Dynamic Programming - DPV 6.4: an explanation for the sentence with corrupted text problem|downey.io

This was an ungraded practice problem for our CS6515 class. There are existing solutions out there, but I found them a bit unintuitive so this is my attempt at explaining the problem a little differently.

Problem Summary

You are given a string s containing n characters s[1…n]. The string is corrupted such that all punctuation has been removed. For example, the string “you are a bold one.” would appear as “youareaboldone”. You are also given a dictionary method, dict(w), that is able to determine whether or not a substring w of s is a valid word. In other words, dict(“bold”) would return true, while dict(“aboldo”) would return false. You are tasked with doing the following:

Give a dynamic programming algorithm that can tell whether or not a string s contains a sentence of valid words. This algorithm should take at most O(n²) time.
If the string is valid, output the sequence of words.

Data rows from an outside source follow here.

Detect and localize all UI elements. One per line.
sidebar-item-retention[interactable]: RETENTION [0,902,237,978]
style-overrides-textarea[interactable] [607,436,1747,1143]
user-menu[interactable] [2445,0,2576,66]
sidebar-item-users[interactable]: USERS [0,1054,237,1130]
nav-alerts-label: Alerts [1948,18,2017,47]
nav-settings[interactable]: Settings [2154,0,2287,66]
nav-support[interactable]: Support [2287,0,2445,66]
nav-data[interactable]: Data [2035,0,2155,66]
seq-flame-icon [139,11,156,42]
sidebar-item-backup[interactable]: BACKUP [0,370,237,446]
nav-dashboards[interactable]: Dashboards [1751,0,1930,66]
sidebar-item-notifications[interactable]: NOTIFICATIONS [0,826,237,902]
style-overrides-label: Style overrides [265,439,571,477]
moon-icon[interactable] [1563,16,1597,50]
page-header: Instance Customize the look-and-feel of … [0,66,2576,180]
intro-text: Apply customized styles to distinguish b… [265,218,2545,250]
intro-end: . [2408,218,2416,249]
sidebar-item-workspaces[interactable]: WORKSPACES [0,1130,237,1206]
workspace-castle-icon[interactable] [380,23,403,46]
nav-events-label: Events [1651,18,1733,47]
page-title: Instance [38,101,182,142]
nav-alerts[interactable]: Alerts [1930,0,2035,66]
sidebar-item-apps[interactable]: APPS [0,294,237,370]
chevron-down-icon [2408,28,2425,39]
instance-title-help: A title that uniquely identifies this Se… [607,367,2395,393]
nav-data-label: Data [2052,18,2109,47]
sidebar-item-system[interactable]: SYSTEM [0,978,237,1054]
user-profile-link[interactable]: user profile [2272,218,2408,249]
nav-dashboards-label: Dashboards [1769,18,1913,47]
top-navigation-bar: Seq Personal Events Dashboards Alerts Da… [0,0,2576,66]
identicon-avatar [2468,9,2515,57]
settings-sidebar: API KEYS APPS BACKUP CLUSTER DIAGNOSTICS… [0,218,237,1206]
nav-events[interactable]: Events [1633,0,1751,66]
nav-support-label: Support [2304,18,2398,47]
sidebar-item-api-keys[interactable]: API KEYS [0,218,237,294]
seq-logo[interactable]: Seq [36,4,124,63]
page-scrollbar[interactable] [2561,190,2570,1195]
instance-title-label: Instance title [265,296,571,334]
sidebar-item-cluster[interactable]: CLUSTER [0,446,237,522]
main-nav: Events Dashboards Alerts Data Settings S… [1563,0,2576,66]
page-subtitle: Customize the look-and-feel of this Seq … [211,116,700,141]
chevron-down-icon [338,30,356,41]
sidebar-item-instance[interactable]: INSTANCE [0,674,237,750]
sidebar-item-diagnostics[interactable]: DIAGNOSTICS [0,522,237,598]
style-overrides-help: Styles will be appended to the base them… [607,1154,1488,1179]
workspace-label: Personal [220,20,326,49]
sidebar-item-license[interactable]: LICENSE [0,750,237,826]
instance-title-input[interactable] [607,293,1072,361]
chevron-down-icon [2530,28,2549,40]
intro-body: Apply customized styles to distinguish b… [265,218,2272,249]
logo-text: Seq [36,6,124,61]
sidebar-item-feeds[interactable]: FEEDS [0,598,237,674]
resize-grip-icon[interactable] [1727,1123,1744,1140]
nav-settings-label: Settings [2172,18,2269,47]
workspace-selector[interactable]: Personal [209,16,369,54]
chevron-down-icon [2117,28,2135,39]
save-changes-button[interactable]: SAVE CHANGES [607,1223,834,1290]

Refer to page 178 of the textbook for the full, formalized problem description.

Solution

I’m going to go about solving this problem similarly to my knapsack problem explanation and do the following:

State the subproblems
Define the recurrence
Describe the memoization table structure
Whip up some pseudocode
Perform some quick Big O analysis of the algorithm

Subproblem

Dynamic programming is all about identifying smaller subproblems, solving them, and using them to build up to the final solution. For this problem we can build off of smaller prefixes of s that are of length i where 0 ≤ i ≤ n.

Let’s define our subproblem as:

V(i) = whether or not (true/false) the string s contains only valid words that exist in the dictionary in the string s₁…s_i

Recurrence

The substring of length 0 (empty string) is considered a valid word so our base case starts with the sentence being valid.

Base Case: V(0) = true

Since we need to check the status of substrings within s₁…s_i in our dictionary we will need to introduce another variable j such that 0 ≤ i ≤ i. Our recurrence will look as follows:

Recurrence: V(i) = any( for(j in 1…i) { dict(s[j…i]) AND V(j - 1) } )

So what is this saying? Basically for all characters in s from 1 to i we will loop over the possible substrings using j. If the substring of s from j to i is a valid word in the dictionary and we recorded the previous word was valid by checking the ending of the previous substring via V(j - 1).

Memoization Table Structure

Given that our subproblem definition takes just a single parameter, i, we should be able to get away with a 1-dimensional memoization table of length to contain partial values for strings of length 0 to n.

Pseudocode Implementation

I decided to implement this one in Python instead of just pseudocode. You should be able to run the following on Repl.It using their Python 3 interpreter.

Part 1 - Is the Sentence Valid?

# Base case
t[0] = True

# Recurrence
for i in range(1, n):
  t[i] = False
  for j in range(1, i+1):
    # i and j correspond to our memoization array t
    # which contains an extra element to represent the
    # empty substring. We must adjust them to work with
    # the s character array.
    si = i - 1
    sj = j - 1

    substr = "".join(s[sj:si+1])

    if d[substr] and t[j-1]:
      t[i] = True
      next_word_idx[j-1] = i

print("The string s contains a valid sentence:")
print(t[n-1])

Part 2 - Output the Words

# Extract the words back out
prev = 0
words = []
for i in next_word_idx:
  if i != 0:
    word = s[prev:i]
    words.append("".join(word))
    prev = i

print("")
print("The words in the sentence are:")
print(words)

Runnable Code

You can see the code in action in the following Python repl:

Big O Analysis

As you can see in the Python pseudocode above, most of the work happens in Part 1. Here we have two nested loops, the outer for i from 1 to n and the inner for j from 1 to i. Since i is at most n, this part ends up being O(n²). In Part 2 when we extract the words back out, this is a simple loop from 0 to n which ends up being O(n). Part 1 dominates and the overall complexity is O(n²).